For the weapons of our warfare are not of the flesh but have divine power to destroy strongholds. We destroy arguments and every lofty opinion raised against the knowledge of God, and take every thought captive to obey Christ (2 Corinthians 10:4-5)
Finally, brothers, whatever is true, whatever is honorable, whatever is just, whatever is pure, whatever is lovely, whatever is commendable, if there is any excellence, if there is anything worthy of praise, think about these things (Philippians 4:8).

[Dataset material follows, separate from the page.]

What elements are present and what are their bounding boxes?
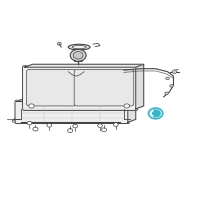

I find this personally challenging in ministry. Whether racing to class or Sunday services my mind is racing too. I am looking for people I need to see. I’m remembering commitments I need to keep. It’s hard to limit my thoughts to God’s Word in those moments so that I might be attentive. But it is so necessary. And while it may not feel possible, God’s Word promises me it is.
I like the picture my brother-in-law shared with me of Chuck Swindoll who, prior to speaking at a chapel service at Dallas Seminary, was talking to his daughter. It was as if everything else was background noise. There were students pressing in for books to be signed. There was music being played, but none of it seemed to matter. Swindoll was focused on hearing his daughter. His eyes were glued on her as she spoke to him. He was listening…intensely.
That is the focus you and I need to bring when God’s Word is being taught, or when we are simply opening a Bible for our quiet-time. We need to limit the other thoughts so that we can truly listen to what God is saying. Don’t try to multi-task with God. Give him your undivided attention. You’re sure to hear his voice more clearly.